On one such Sunday, he drives to the hotel and finds his favourite table that provides a wide view of Dublin Bay. Beyond the palm trees, a lagoon, divided from the sea by a ridge of sand, runs parallel to the back of the hotel; the blue hills of Dalkey compose a restful backdrop.
In the lounge are mostly families: mothers and fathers whose children are playing out on the lawn. Taken out for the day, feeble grandparents at the table are bent over soup; one or two metal crutches are resting against the sides of chairs. The grandparents look up from time to time with the dread in their eyes that often comes with old age.
After lunch, Clifford returns to his house, and takes the dogs for their walk around the Head. Close to the top of Cooper’s Hill are three unfinished houses on plots that had been bought during the gold rush. All are in a similar state: wire meshing and plastic insulation to save on heating bills.
Though sunny, the previous night’s frost still lingers in the clear air. About to go through the turnstile, he is surprised by early snowdrops: little white speckles that have pushed through dead ferns. Other clusters are scattered all over a grassy bank: their tiny heads are full of spirit in the light breeze. He takes a closer look to admire their delicate beauty, before continuing around the Head. His step becomes jaunty.

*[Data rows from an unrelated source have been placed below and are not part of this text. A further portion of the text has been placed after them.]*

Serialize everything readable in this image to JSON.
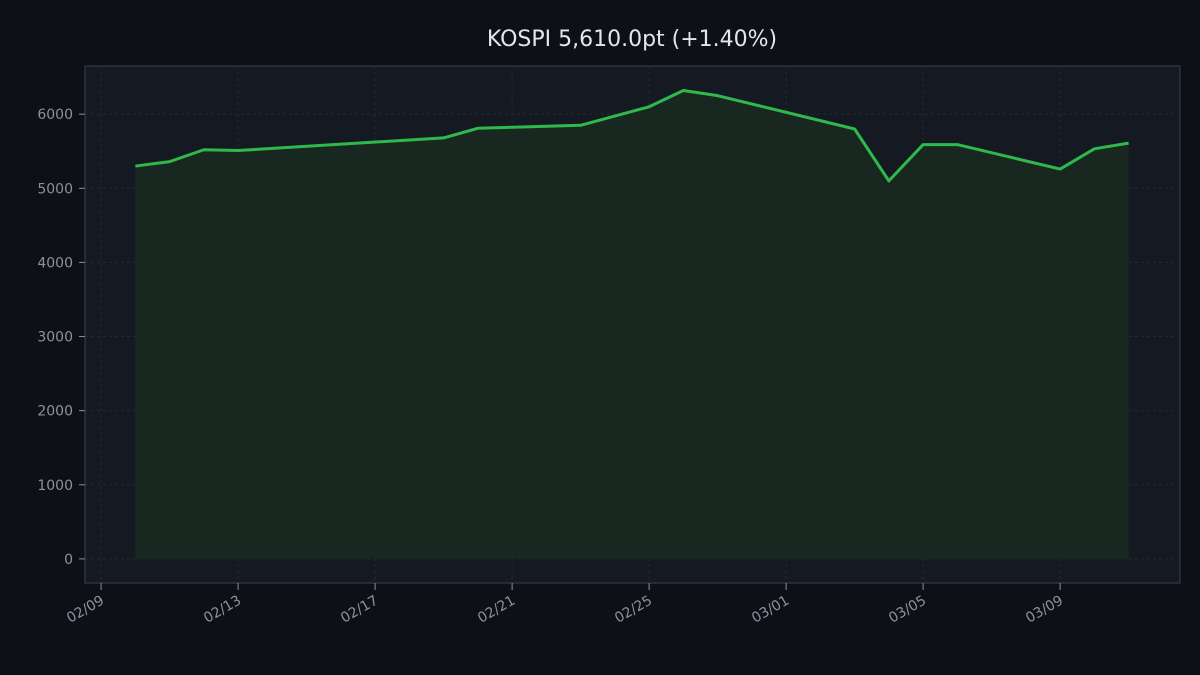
{
  "chart_data": {
    "type": "area",
    "title": "KOSPI   5,610.0pt   (+1.40%)",
    "xlabel": "",
    "ylabel": "",
    "x_base_date": "02/09",
    "x_ticks": [
      {
        "day": 0,
        "label": "02/09"
      },
      {
        "day": 4,
        "label": "02/13"
      },
      {
        "day": 8,
        "label": "02/17"
      },
      {
        "day": 12,
        "label": "02/21"
      },
      {
        "day": 16,
        "label": "02/25"
      },
      {
        "day": 20,
        "label": "03/01"
      },
      {
        "day": 24,
        "label": "03/05"
      },
      {
        "day": 28,
        "label": "03/09"
      }
    ],
    "y_ticks": [
      0,
      1000,
      2000,
      3000,
      4000,
      5000,
      6000
    ],
    "xlim": [
      -0.47,
      31.5
    ],
    "ylim": [
      -325,
      6650
    ],
    "grid": true,
    "series": [
      {
        "name": "KOSPI",
        "color": "#2fb84b",
        "fill": "#182820",
        "points": [
          {
            "day": 1,
            "date": "02/10",
            "value": 5300
          },
          {
            "day": 2,
            "date": "02/11",
            "value": 5360
          },
          {
            "day": 3,
            "date": "02/12",
            "value": 5520
          },
          {
            "day": 4,
            "date": "02/13",
            "value": 5510
          },
          {
            "day": 10,
            "date": "02/19",
            "value": 5680
          },
          {
            "day": 11,
            "date": "02/20",
            "value": 5810
          },
          {
            "day": 14,
            "date": "02/23",
            "value": 5850
          },
          {
            "day": 16,
            "date": "02/25",
            "value": 6100
          },
          {
            "day": 17,
            "date": "02/26",
            "value": 6320
          },
          {
            "day": 18,
            "date": "02/27",
            "value": 6250
          },
          {
            "day": 22,
            "date": "03/03",
            "value": 5800
          },
          {
            "day": 23,
            "date": "03/04",
            "value": 5100
          },
          {
            "day": 24,
            "date": "03/05",
            "value": 5590
          },
          {
            "day": 25,
            "date": "03/06",
            "value": 5590
          },
          {
            "day": 28,
            "date": "03/09",
            "value": 5260
          },
          {
            "day": 29,
            "date": "03/10",
            "value": 5533
          },
          {
            "day": 30,
            "date": "03/11",
            "value": 5610
          }
        ]
      }
    ]
  },
  "colors": {
    "background": "#0d1016",
    "plot_bg": "#151a22",
    "spine": "#3a404a",
    "grid": "#232933"
  }
}
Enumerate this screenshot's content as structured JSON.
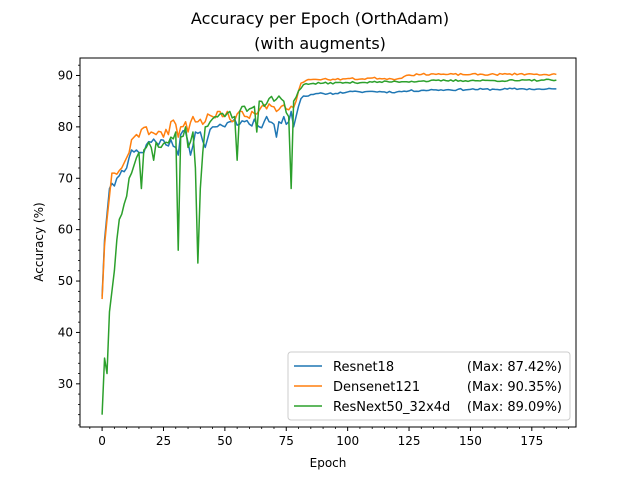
{
  "chart_data": {
    "type": "line",
    "title": "Accuracy per Epoch (OrthAdam)",
    "subtitle": "(with augments)",
    "xlabel": "Epoch",
    "ylabel": "Accuracy (%)",
    "xlim": [
      -9,
      193
    ],
    "ylim": [
      21.6,
      93.4
    ],
    "xticks": [
      0,
      25,
      50,
      75,
      100,
      125,
      150,
      175
    ],
    "yticks": [
      30,
      40,
      50,
      60,
      70,
      80,
      90
    ],
    "grid": false,
    "legend_position": "lower-right",
    "keyframes": {
      "Resnet18": [
        [
          0,
          47
        ],
        [
          1,
          58
        ],
        [
          2,
          63
        ],
        [
          3,
          68
        ],
        [
          4,
          69
        ],
        [
          5,
          68.5
        ],
        [
          6,
          70
        ],
        [
          7,
          70.5
        ],
        [
          8,
          71.5
        ],
        [
          10,
          72
        ],
        [
          11,
          74
        ],
        [
          12,
          75.5
        ],
        [
          14,
          75.5
        ],
        [
          16,
          75
        ],
        [
          18,
          76.5
        ],
        [
          20,
          77
        ],
        [
          22,
          77
        ],
        [
          24,
          77.5
        ],
        [
          26,
          76.5
        ],
        [
          28,
          77.5
        ],
        [
          30,
          76
        ],
        [
          31,
          74.5
        ],
        [
          32,
          78.5
        ],
        [
          34,
          79
        ],
        [
          35,
          77
        ],
        [
          36,
          74.5
        ],
        [
          38,
          79
        ],
        [
          40,
          79
        ],
        [
          42,
          76
        ],
        [
          44,
          79.5
        ],
        [
          46,
          80
        ],
        [
          48,
          80.5
        ],
        [
          50,
          80
        ],
        [
          52,
          81
        ],
        [
          54,
          81.5
        ],
        [
          56,
          80.5
        ],
        [
          58,
          81
        ],
        [
          60,
          80.5
        ],
        [
          62,
          81.5
        ],
        [
          64,
          80
        ],
        [
          66,
          81
        ],
        [
          67,
          82
        ],
        [
          68,
          81
        ],
        [
          70,
          80.5
        ],
        [
          71,
          78
        ],
        [
          72,
          81
        ],
        [
          74,
          82
        ],
        [
          75,
          80.5
        ],
        [
          76,
          81
        ],
        [
          77,
          83
        ],
        [
          78,
          80
        ],
        [
          79,
          82
        ],
        [
          80,
          84
        ],
        [
          81,
          85.5
        ],
        [
          82,
          86
        ],
        [
          84,
          86
        ],
        [
          86,
          86.3
        ],
        [
          90,
          86.5
        ],
        [
          95,
          86.5
        ],
        [
          100,
          86.8
        ],
        [
          105,
          86.8
        ],
        [
          110,
          86.9
        ],
        [
          115,
          86.8
        ],
        [
          120,
          86.8
        ],
        [
          125,
          87
        ],
        [
          130,
          87.1
        ],
        [
          135,
          87.2
        ],
        [
          140,
          87.2
        ],
        [
          150,
          87.3
        ],
        [
          160,
          87.3
        ],
        [
          170,
          87.4
        ],
        [
          180,
          87.3
        ],
        [
          185,
          87.4
        ]
      ],
      "Densenet121": [
        [
          0,
          46.5
        ],
        [
          1,
          57
        ],
        [
          2,
          62
        ],
        [
          3,
          66.5
        ],
        [
          4,
          71
        ],
        [
          5,
          71
        ],
        [
          7,
          71.5
        ],
        [
          9,
          73
        ],
        [
          10,
          74
        ],
        [
          11,
          75
        ],
        [
          12,
          77.5
        ],
        [
          13,
          78
        ],
        [
          14,
          78.5
        ],
        [
          15,
          78
        ],
        [
          16,
          79.5
        ],
        [
          18,
          80
        ],
        [
          19,
          78.5
        ],
        [
          20,
          79
        ],
        [
          22,
          78.5
        ],
        [
          24,
          79
        ],
        [
          25,
          78
        ],
        [
          26,
          79.5
        ],
        [
          27,
          78.5
        ],
        [
          28,
          81
        ],
        [
          30,
          80.5
        ],
        [
          31,
          78
        ],
        [
          32,
          80
        ],
        [
          34,
          81
        ],
        [
          35,
          79
        ],
        [
          37,
          82
        ],
        [
          39,
          81
        ],
        [
          41,
          80.5
        ],
        [
          43,
          82.5
        ],
        [
          45,
          82
        ],
        [
          47,
          83
        ],
        [
          49,
          82
        ],
        [
          51,
          83
        ],
        [
          53,
          81
        ],
        [
          55,
          82.5
        ],
        [
          57,
          83
        ],
        [
          59,
          82
        ],
        [
          61,
          83
        ],
        [
          63,
          82.5
        ],
        [
          65,
          84
        ],
        [
          67,
          83.5
        ],
        [
          69,
          84
        ],
        [
          71,
          83
        ],
        [
          73,
          84
        ],
        [
          75,
          83.5
        ],
        [
          77,
          84
        ],
        [
          79,
          85
        ],
        [
          80,
          87
        ],
        [
          81,
          88.5
        ],
        [
          83,
          89
        ],
        [
          85,
          89.2
        ],
        [
          90,
          89.3
        ],
        [
          95,
          89.2
        ],
        [
          100,
          89.4
        ],
        [
          105,
          89.3
        ],
        [
          110,
          89.5
        ],
        [
          115,
          89.4
        ],
        [
          120,
          89.3
        ],
        [
          123,
          89.8
        ],
        [
          125,
          90.1
        ],
        [
          130,
          90.2
        ],
        [
          135,
          90.3
        ],
        [
          140,
          90.2
        ],
        [
          150,
          90.2
        ],
        [
          160,
          90.2
        ],
        [
          170,
          90.3
        ],
        [
          180,
          90.2
        ],
        [
          185,
          90.2
        ]
      ],
      "ResNext50_32x4d": [
        [
          0,
          24
        ],
        [
          1,
          35
        ],
        [
          2,
          32
        ],
        [
          3,
          44
        ],
        [
          4,
          48
        ],
        [
          5,
          52
        ],
        [
          6,
          58
        ],
        [
          7,
          62
        ],
        [
          8,
          63
        ],
        [
          9,
          65
        ],
        [
          10,
          66.5
        ],
        [
          11,
          70
        ],
        [
          12,
          71
        ],
        [
          13,
          72.5
        ],
        [
          14,
          74
        ],
        [
          15,
          75
        ],
        [
          16,
          68
        ],
        [
          17,
          75.5
        ],
        [
          18,
          76
        ],
        [
          19,
          77
        ],
        [
          20,
          76
        ],
        [
          21,
          73.5
        ],
        [
          22,
          77
        ],
        [
          24,
          76
        ],
        [
          26,
          77
        ],
        [
          28,
          78
        ],
        [
          30,
          79
        ],
        [
          31,
          56
        ],
        [
          32,
          78
        ],
        [
          34,
          80
        ],
        [
          35,
          76
        ],
        [
          37,
          79
        ],
        [
          38,
          72
        ],
        [
          39,
          53.5
        ],
        [
          40,
          68
        ],
        [
          41,
          75
        ],
        [
          42,
          80
        ],
        [
          44,
          81
        ],
        [
          46,
          82
        ],
        [
          48,
          82.5
        ],
        [
          50,
          82
        ],
        [
          52,
          83
        ],
        [
          54,
          82
        ],
        [
          55,
          73.5
        ],
        [
          56,
          83
        ],
        [
          58,
          84
        ],
        [
          60,
          83.5
        ],
        [
          62,
          84
        ],
        [
          63,
          79
        ],
        [
          64,
          85
        ],
        [
          66,
          84
        ],
        [
          68,
          85.5
        ],
        [
          70,
          85
        ],
        [
          72,
          86
        ],
        [
          74,
          85
        ],
        [
          76,
          82
        ],
        [
          77,
          68
        ],
        [
          78,
          85
        ],
        [
          80,
          87
        ],
        [
          82,
          88.2
        ],
        [
          85,
          88.4
        ],
        [
          90,
          88.5
        ],
        [
          100,
          88.6
        ],
        [
          110,
          88.7
        ],
        [
          120,
          88.8
        ],
        [
          130,
          88.9
        ],
        [
          140,
          89
        ],
        [
          150,
          89
        ],
        [
          160,
          89
        ],
        [
          170,
          89
        ],
        [
          180,
          89.1
        ],
        [
          185,
          89.1
        ]
      ]
    },
    "series": [
      {
        "name": "Resnet18",
        "max_label": "(Max: 87.42%)",
        "color": "#1f77b4",
        "seed": 11
      },
      {
        "name": "Densenet121",
        "max_label": "(Max: 90.35%)",
        "color": "#ff7f0e",
        "seed": 23
      },
      {
        "name": "ResNext50_32x4d",
        "max_label": "(Max: 89.09%)",
        "color": "#2ca02c",
        "seed": 37
      }
    ]
  }
}
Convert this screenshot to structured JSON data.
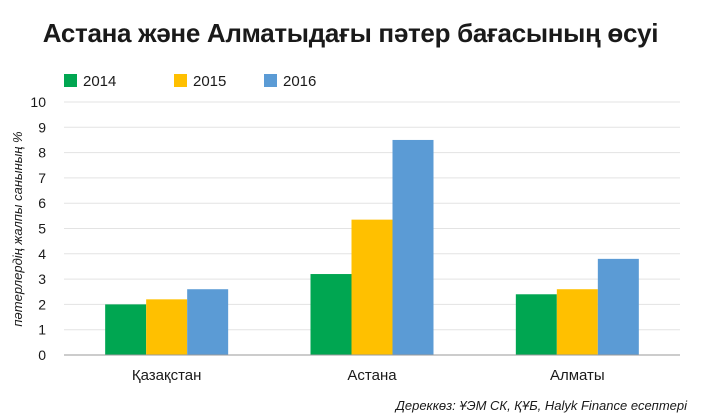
{
  "chart_data": {
    "type": "bar",
    "title": "Астана және Алматыдағы пәтер бағасының өсуі",
    "ylabel": "пәтерлердің жалпы санының %",
    "xlabel": "",
    "categories": [
      "Қазақстан",
      "Астана",
      "Алматы"
    ],
    "series": [
      {
        "name": "2014",
        "color": "#00a651",
        "values": [
          2.0,
          3.2,
          2.4
        ]
      },
      {
        "name": "2015",
        "color": "#ffc000",
        "values": [
          2.2,
          5.35,
          2.6
        ]
      },
      {
        "name": "2016",
        "color": "#5b9bd5",
        "values": [
          2.6,
          8.5,
          3.8
        ]
      }
    ],
    "ylim": [
      0,
      10
    ],
    "yticks": [
      0,
      1,
      2,
      3,
      4,
      5,
      6,
      7,
      8,
      9,
      10
    ],
    "grid": true,
    "legend": "top-left",
    "source": "Дереккөз: ҰЭМ СК, ҚҰБ, Halyk Finance есептері"
  }
}
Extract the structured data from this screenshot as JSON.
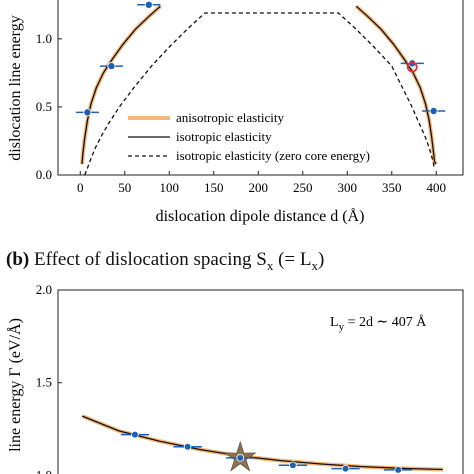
{
  "panel_b": {
    "tag": "(b)",
    "heading": "Effect of dislocation spacing S",
    "heading_sub": "x",
    "heading_tail": " (= L",
    "heading_tail_sub": "x",
    "heading_close": ")"
  },
  "chart_data": [
    {
      "panel": "a",
      "type": "line",
      "xlabel": "dislocation dipole distance d (Å)",
      "ylabel": "dislocation line energy",
      "xlim": [
        -25,
        430
      ],
      "ylim": [
        0.0,
        1.3
      ],
      "xticks": [
        0,
        50,
        100,
        150,
        200,
        250,
        300,
        350,
        400
      ],
      "yticks": [
        "0.0",
        "0.5",
        "1.0"
      ],
      "ytick_values": [
        0.0,
        0.5,
        1.0
      ],
      "legend_position": "lower-center",
      "series": [
        {
          "name": "anisotropic elasticity",
          "style": "solid-thick",
          "color": "#f5b87a",
          "x": [
            2,
            3,
            5,
            8,
            12,
            18,
            26,
            36,
            48,
            62,
            78,
            90,
            310,
            322,
            338,
            352,
            364,
            374,
            382,
            388,
            392,
            395,
            397,
            398,
            399.5
          ],
          "y": [
            0.08,
            0.16,
            0.27,
            0.4,
            0.52,
            0.64,
            0.75,
            0.85,
            0.96,
            1.07,
            1.17,
            1.24,
            1.24,
            1.17,
            1.07,
            0.96,
            0.85,
            0.75,
            0.64,
            0.52,
            0.4,
            0.27,
            0.16,
            0.1,
            0.08
          ]
        },
        {
          "name": "isotropic elasticity",
          "style": "solid",
          "color": "#111111",
          "x": [
            2,
            3,
            5,
            8,
            12,
            18,
            26,
            36,
            48,
            62,
            78,
            90,
            310,
            322,
            338,
            352,
            364,
            374,
            382,
            388,
            392,
            395,
            397,
            398,
            399.5
          ],
          "y": [
            0.08,
            0.16,
            0.27,
            0.4,
            0.52,
            0.64,
            0.75,
            0.85,
            0.96,
            1.07,
            1.17,
            1.24,
            1.24,
            1.17,
            1.07,
            0.96,
            0.85,
            0.75,
            0.64,
            0.52,
            0.4,
            0.27,
            0.16,
            0.1,
            0.08
          ]
        },
        {
          "name": "isotropic elasticity (zero core energy)",
          "style": "dashed",
          "color": "#111111",
          "x": [
            5,
            8,
            12,
            17,
            24,
            33,
            45,
            60,
            80,
            100,
            120,
            140,
            290,
            310,
            330,
            350,
            362,
            372,
            380,
            387,
            392,
            395.5,
            398
          ],
          "y": [
            0.0,
            0.05,
            0.12,
            0.2,
            0.29,
            0.39,
            0.51,
            0.64,
            0.8,
            0.94,
            1.07,
            1.19,
            1.19,
            1.07,
            0.94,
            0.8,
            0.64,
            0.51,
            0.39,
            0.29,
            0.2,
            0.12,
            0.05
          ]
        }
      ],
      "points": [
        {
          "x": 8,
          "y": 0.46,
          "xerr": 13
        },
        {
          "x": 35,
          "y": 0.8,
          "xerr": 13
        },
        {
          "x": 77,
          "y": 1.25,
          "xerr": 13
        },
        {
          "x": 373,
          "y": 0.82,
          "xerr": 13
        },
        {
          "x": 397,
          "y": 0.47,
          "xerr": 13
        }
      ],
      "highlight_points": [
        {
          "x": 373,
          "y": 0.8
        }
      ],
      "marker_color": "#1f5fb3",
      "errorbar_color": "#1f5fb3",
      "highlight_color": "#e0303a"
    },
    {
      "panel": "b",
      "type": "line",
      "xlabel": "",
      "ylabel": "line energy Γ (eV/Å)",
      "ylim": [
        0.9,
        2.0
      ],
      "xlim": [
        0,
        10
      ],
      "yticks": [
        "1.0",
        "1.5",
        "2.0"
      ],
      "ytick_values": [
        1.0,
        1.5,
        2.0
      ],
      "annotation": "L",
      "annotation_sub": "y",
      "annotation_tail": " = 2d ∼ 407 Å",
      "series": [
        {
          "name": "",
          "style": "solid-thick",
          "color": "#f5b87a",
          "x": [
            0.6,
            1.5,
            2.5,
            3.5,
            4.5,
            5.5,
            6.5,
            7.5,
            8.5,
            9.5
          ],
          "y": [
            1.32,
            1.24,
            1.185,
            1.14,
            1.105,
            1.08,
            1.062,
            1.048,
            1.038,
            1.032
          ]
        },
        {
          "name": "",
          "style": "solid",
          "color": "#111111",
          "x": [
            0.6,
            1.5,
            2.5,
            3.5,
            4.5,
            5.5,
            6.5,
            7.5,
            8.5,
            9.5
          ],
          "y": [
            1.32,
            1.24,
            1.185,
            1.14,
            1.105,
            1.08,
            1.062,
            1.048,
            1.038,
            1.032
          ]
        }
      ],
      "points": [
        {
          "x": 1.9,
          "y": 1.22,
          "xerr": 0.35
        },
        {
          "x": 3.2,
          "y": 1.155,
          "xerr": 0.35
        },
        {
          "x": 4.5,
          "y": 1.095,
          "xerr": 0.35
        },
        {
          "x": 5.8,
          "y": 1.055,
          "xerr": 0.35
        },
        {
          "x": 7.1,
          "y": 1.037,
          "xerr": 0.35
        },
        {
          "x": 8.4,
          "y": 1.03,
          "xerr": 0.35
        }
      ],
      "star_point": {
        "x": 4.5,
        "y": 1.095
      },
      "star_color": "#8c7250",
      "marker_color": "#1f5fb3"
    }
  ]
}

On the way back, his dogs are in a hurry. Smoke is rising from chimneys. Sunday Auburn is in repose: glancing through the newspapers or resting its eyes on The Sleeping Giant and the sloping green sward running towards the village. In his head, Clifford is already preparing his garden for spring bulbs, which he will plant before St Patrick’s Day. After that – in early April – it will be time to look in on his bees for any diseases, and begin to feed them syrup. That Sunday afternoon, however, he will read, and later meet his golfing friends in Robin Hill for a nightcap.